The Religious Condition

My new book, entitled The Religious Condition: Answering And Explaining Christian Reasoning, is available for purchase from Amazon by clicking here. Excerpts, notes, and other information can be viewed here. So what’s the book about, and should you purchase it?

The first half of the book is on how persuasive psychology has demonstrated that certain factors have a much greater impact on the formation and maintenance of beliefs than they should, especially when those beliefs are unfalsifiable religious ones. Topics in this section include dissonance, confirmation bias, indoctrination, emotion, rationalization, and freethought. Key texts cited include Robert Cialdini’s Influence, Richard Petty and John Cacioppo’s Attitudes and Persuasion, and Michael Shermer’s Why People Believe Weird Things. The second half of the book is my answer to negative responses on my previous work, focusing primarily on arguments related to evolution, creationism, proofs, argumentation, and morality.

If you’re interested in how psychological studies demonstrate that the majority of human beings are way too gullible and unreasonable to form objective conclusions on important matters (such as religion), and you’ve never read about the formation and maintenance of beliefs in depth, I think you would gain a lot from it. On the other hand, there would be nothing new to a freethinking persuasive psychologist here (“freethinking” would be a bit redundant, since I’ve never found a religious one). The balance of the book probably doesn’t provide too much new material for those who have read Sagan, Mills, Dawkins, Harris, etc., but it could serve as an inclusive summary refutation for those who haven’t. This portion is more of a fun project in the tradition of Sam Harris’ Letter to a Christian Nation.

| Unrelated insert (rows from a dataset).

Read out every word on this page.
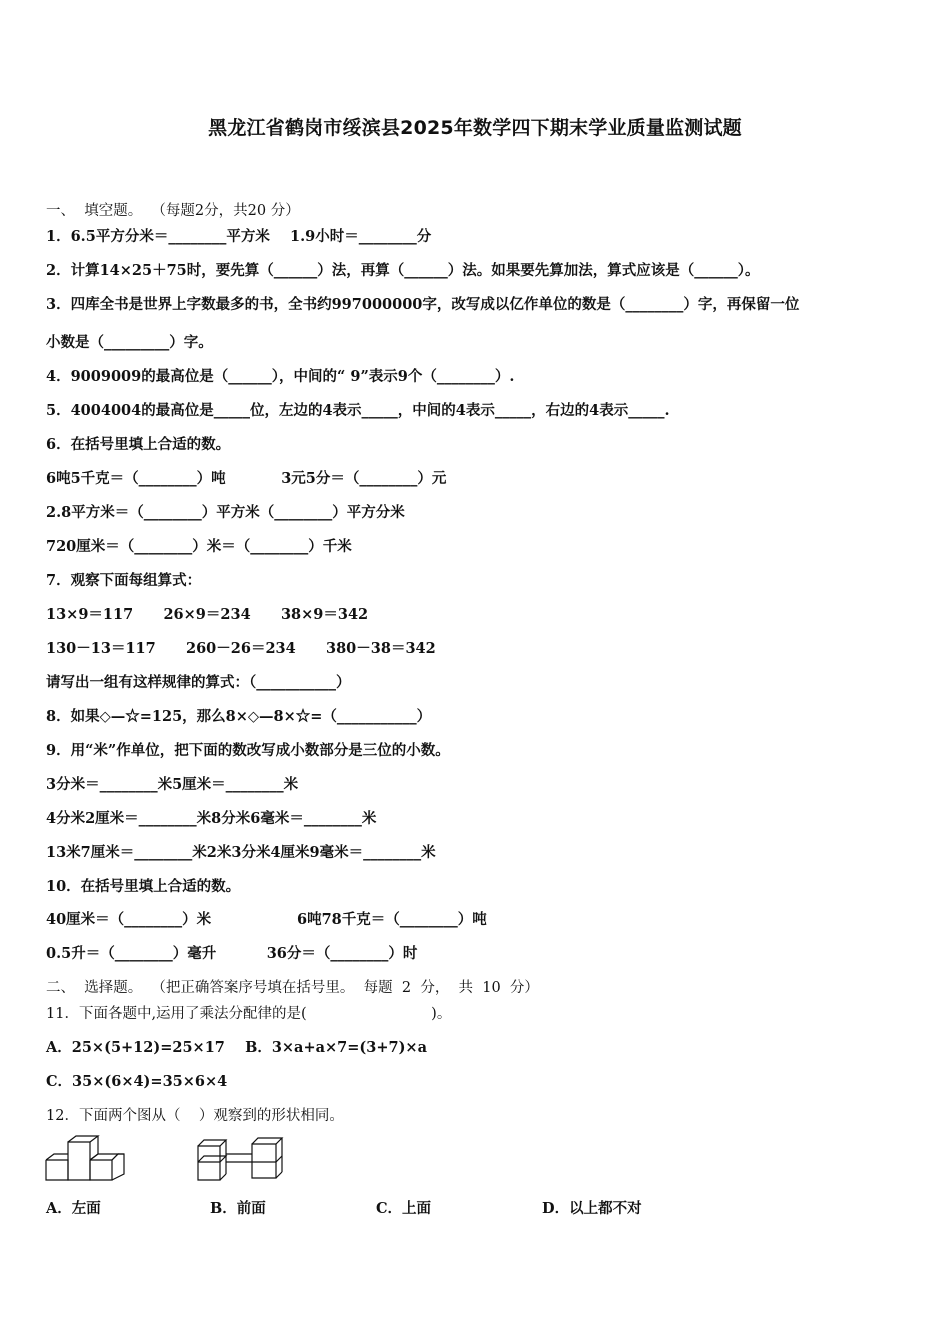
黑龙江省鹤岗市绥滨县2025年数学四下期末学业质量监测试题
一、  填空题。  （每题2分，共20 分）
1．6.5平方分米＝________平方米    1.9小时＝________分
2．计算14×25＋75时，要先算（______）法，再算（______）法。如果要先算加法，算式应该是（______）。
3．四库全书是世界上字数最多的书，全书约997000000字，改写成以亿作单位的数是（________）字，再保留一位
小数是（_________）字。
4．9009009的最高位是（______），中间的“ 9”表示9个（________）.
5．4004004的最高位是_____位，左边的4表示_____，中间的4表示_____，右边的4表示_____.
6．在括号里填上合适的数。
6吨5千克＝（________）吨           3元5分＝（________）元
2.8平方米＝（________）平方米（________）平方分米
720厘米＝（________）米＝（________）千米
7．观察下面每组算式：
13×9＝117      26×9＝234      38×9＝342
130－13＝117      260－26＝234      380－38＝342
请写出一组有这样规律的算式：（___________）
8．如果◇—☆=125，那么8×◇—8×☆=（___________）
9．用“米”作单位，把下面的数改写成小数部分是三位的小数。
3分米＝________米5厘米＝________米
4分米2厘米＝________米8分米6毫米＝________米
13米7厘米＝________米2米3分米4厘米9毫米＝________米
10．在括号里填上合适的数。
40厘米＝（________）米                 6吨78千克＝（________）吨
0.5升＝（________）毫升          36分＝（________）时
二、  选择题。  （把正确答案序号填在括号里。  每题  2  分，  共  10  分）
11．下面各题中,运用了乘法分配律的是(                           )。
A．25×(5+12)=25×17    B．3×a+a×7=(3+7)×a
C．35×(6×4)=35×6×4
12．下面两个图从（    ）观察到的形状相同。
A．左面	B．前面	C．上面	D．以上都不对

So purchase it if you want, but I would also highly recommend reading all of the books I mentioned here in their entirety sooner or later. If you’re looking for an in depth scholarly discussion of apologetic views, by all means, read John’s book, not mine. His terrific work points out specifically why apologists are incorrect; mine points out why they’re unreliable to begin with. I’m also sending a copy to John as thanks for inviting me to contribute on his blog. If he reads it, I’m sure he’ll let you know what he thinks. So get it, read it, praise it, or trash it if you want; I don’t care. I can at least be proud that I made a serious effort to leave humanity better than I found it.

5 comments:

Anonymous said...

Jason, I'm really looking forward to reading your book.

Jason Long said...

I'm about to send you my proof copy if they don't hurry up with my freebies!

Anonymous said...

Jason said...I can at least be proud that I made a serious effort to leave humanity better than I found it.

Yes you can! That's my hope as well. Together we will.

Valerie Tarico said...

Congratulations. I think that you have expressed the hope of all of us who are laboring to offer up insights into the religious condition.

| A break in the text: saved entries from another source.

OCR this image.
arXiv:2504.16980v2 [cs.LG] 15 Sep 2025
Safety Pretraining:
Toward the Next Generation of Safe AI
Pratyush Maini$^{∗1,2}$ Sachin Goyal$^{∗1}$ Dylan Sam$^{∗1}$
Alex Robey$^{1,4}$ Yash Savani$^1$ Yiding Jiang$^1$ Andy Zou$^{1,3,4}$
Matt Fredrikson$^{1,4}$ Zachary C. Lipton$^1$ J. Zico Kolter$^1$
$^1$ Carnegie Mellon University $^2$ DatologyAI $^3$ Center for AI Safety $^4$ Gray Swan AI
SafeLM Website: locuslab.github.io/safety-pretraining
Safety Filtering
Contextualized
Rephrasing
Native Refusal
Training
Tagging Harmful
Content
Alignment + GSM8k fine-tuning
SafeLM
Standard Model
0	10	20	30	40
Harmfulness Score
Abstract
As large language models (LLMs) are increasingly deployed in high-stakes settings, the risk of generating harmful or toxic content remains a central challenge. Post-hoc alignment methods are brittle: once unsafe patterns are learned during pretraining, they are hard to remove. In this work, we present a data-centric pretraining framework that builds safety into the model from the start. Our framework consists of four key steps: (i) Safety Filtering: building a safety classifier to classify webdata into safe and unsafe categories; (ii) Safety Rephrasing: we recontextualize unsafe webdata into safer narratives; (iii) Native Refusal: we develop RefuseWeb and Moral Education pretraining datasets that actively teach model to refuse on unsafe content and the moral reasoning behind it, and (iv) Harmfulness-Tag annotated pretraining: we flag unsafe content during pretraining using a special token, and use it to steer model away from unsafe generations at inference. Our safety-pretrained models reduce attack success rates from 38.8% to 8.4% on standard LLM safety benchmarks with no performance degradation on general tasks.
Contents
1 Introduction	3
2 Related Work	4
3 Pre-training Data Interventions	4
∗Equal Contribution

Tangentially, in the large pond of psychologists I know professionally and socially, I know only one who is religious--a moderate Catholic. Once you learn to see the real world complexities that govern human thinking and behavior, most religious explanations become irrelevant. Embarrassing, in fact.

Jason Long said...

Thanks Valerie. And you are absolutely right. Once you study persuasion and cognition in depth, it becomes so freaking obvious how religion thrives.